If there is a road-map for a disciple of Jesus through the current crisis in Syria, or ongoing threats around the world, it may be hard to see through the filter of the media, politics and national interest and the lens of recent history.  The more I learn and read, the more uncertain I become of what to do beyond praying that peace wins out, which is always something we should do.

There comes a point in a national debate like the one that is taking place, and I believe, in our own personal lives, that we become numb and overwhelmed and we titter of becoming disconnected instead of engaged.  Not indifferent so much, but numb. Numb to war, numb to bad news, numb to more disturbing YouTube pictures of human suffering, retaliation, and senseless violence. It happens in the hours or days after great tragedy, 9/11, Oklahoma City, the Asian Tsunami, the Haiti earthquake, Newtown, the Boston Marathon bombing: enough.  I can’t watch any more. Turn off the TV, get outside, play with the kids, walk the dog, go out to lunch with a friend, watch a mindless comedy or reality TV show.  There’s a reason Duck Dynasty is the highest rated show on cable. 

We are a congregation that remembers every week the names of soldiers who have lost their lives – the most precious gift that God gives – in a war that is coming to a slow and painful end in Afghanistan.  We are a war-weary nation living in a violent world. A memorable cover of an Episcopal magazine years ago put it another way: We are an Easter people living in a Good Friday world. How will we as Christians shape our prayers, our views, our response to this and any other hard decision that will have to be made?

What appears clear in the words of Jesus in today’s gospel reading is that being a follower of Jesus Christ then and now will require some difficult choices and will lead us through dark and lonely times.  For those defined by what they own, a call to give up all their possessions was the best way for Jesus to drive the point home.  In a culture where family was everything, Jesus calling on hating one’s own family hit a nerve.  Especially when many people treated family members as their possession.  

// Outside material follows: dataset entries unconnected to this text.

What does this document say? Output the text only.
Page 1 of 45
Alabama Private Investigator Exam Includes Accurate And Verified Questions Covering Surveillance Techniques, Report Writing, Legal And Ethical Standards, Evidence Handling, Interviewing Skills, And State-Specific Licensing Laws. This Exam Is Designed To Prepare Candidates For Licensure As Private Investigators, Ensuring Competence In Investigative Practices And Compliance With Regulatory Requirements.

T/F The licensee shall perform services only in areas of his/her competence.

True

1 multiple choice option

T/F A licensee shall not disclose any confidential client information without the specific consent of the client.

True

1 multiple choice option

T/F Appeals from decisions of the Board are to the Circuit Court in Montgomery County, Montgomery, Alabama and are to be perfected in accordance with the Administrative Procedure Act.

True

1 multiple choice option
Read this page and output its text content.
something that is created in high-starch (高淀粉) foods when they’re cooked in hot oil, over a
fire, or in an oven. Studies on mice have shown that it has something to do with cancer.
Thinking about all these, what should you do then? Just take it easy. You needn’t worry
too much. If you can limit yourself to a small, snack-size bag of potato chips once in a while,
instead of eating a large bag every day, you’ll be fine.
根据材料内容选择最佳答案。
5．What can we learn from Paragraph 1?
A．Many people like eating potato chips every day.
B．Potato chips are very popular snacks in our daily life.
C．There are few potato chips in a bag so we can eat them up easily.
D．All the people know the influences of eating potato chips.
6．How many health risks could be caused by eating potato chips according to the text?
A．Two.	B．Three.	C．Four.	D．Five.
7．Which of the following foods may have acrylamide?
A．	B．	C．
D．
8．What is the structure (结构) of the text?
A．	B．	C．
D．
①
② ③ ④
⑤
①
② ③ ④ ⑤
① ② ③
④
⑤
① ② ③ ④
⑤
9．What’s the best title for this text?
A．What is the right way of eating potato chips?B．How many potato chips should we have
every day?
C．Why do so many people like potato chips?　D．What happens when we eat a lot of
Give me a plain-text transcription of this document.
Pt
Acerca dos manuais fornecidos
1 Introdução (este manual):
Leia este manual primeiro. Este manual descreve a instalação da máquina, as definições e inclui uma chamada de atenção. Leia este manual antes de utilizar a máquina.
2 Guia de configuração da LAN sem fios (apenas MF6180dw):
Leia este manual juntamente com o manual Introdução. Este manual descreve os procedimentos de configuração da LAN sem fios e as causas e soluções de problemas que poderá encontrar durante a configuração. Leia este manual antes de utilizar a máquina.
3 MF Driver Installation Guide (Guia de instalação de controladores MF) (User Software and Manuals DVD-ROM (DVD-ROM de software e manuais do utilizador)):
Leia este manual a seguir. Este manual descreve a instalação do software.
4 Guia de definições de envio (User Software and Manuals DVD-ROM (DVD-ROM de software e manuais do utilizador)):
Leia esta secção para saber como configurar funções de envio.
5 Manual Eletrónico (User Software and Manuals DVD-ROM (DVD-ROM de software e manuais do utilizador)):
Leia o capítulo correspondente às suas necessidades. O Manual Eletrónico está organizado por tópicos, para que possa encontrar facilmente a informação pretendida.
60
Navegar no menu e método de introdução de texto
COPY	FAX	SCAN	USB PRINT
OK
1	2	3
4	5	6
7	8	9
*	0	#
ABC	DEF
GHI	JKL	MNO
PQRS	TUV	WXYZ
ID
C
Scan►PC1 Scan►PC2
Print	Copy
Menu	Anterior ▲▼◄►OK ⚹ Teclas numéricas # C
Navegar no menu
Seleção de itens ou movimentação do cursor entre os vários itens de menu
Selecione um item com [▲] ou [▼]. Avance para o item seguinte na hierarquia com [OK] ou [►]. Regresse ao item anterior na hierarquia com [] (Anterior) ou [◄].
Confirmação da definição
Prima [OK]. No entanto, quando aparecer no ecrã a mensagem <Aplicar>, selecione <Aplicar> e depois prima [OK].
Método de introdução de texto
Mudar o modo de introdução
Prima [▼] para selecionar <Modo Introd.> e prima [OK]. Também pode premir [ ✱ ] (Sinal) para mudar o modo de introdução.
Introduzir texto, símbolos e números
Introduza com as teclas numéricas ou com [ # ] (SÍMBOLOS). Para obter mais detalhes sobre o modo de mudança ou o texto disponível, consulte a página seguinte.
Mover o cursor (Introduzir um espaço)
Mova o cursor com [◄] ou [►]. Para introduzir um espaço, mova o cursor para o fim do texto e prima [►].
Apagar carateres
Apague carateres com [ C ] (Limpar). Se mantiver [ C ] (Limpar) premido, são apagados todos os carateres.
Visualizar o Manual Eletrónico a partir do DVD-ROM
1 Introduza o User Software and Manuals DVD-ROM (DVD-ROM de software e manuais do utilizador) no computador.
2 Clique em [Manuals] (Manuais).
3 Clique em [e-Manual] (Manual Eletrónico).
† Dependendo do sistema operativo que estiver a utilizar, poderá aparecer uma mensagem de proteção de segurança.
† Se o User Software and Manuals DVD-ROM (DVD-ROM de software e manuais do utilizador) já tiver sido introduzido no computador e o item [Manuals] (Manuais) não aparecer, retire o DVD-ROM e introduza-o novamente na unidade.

I believe deeply that you and I just can’t come together to hear what we want to hear. We have no other option to wrestle with difficult teachings and passages, intractable problems, over-size challenges.


I do believe that the journey we are all on has a simple message that we best hear: we cannot hold onto what is not fully ours.  And for some it takes a lifetime and even an eternity to accept let alone embrace this.  A parent cannot hide the pain, disappointment and violence of the world from their child forever. This is especially true in a community such as ours. The downsizing grandparent comes to realize that their memories of family and yesterday do last forever – allowing them to courageously let go of cherished homes and family heirlooms. The money that so many work so hard to earn, save and invest can touch and impact a wider community when it is also offered for the good of many and given away. The church at its best makes that possible. Wherever we thought we would be by a certain age in terms of career, relationship, prosperity, security is seldom the place we are today, and that takes some tough soul searching to work though. True grace is discovering that we are in the place where God is fully known to us. 

Lee C. Camp, a writer from Nashville wrote: (in his book Mere Discipleship: Radical Christianity in a Rebellious World)  “Jesus of Nazareth always comes asking disciples to follow him--not merely "accept him," not merely "believe in him," not merely "worship him," but to follow him: one either follows Christ, or one does not. There is no compartmentalization of the faith, no realm, no sphere, no business, no politic in which the Christ will be excluded.”

Tough, challenging, and life giving lessons.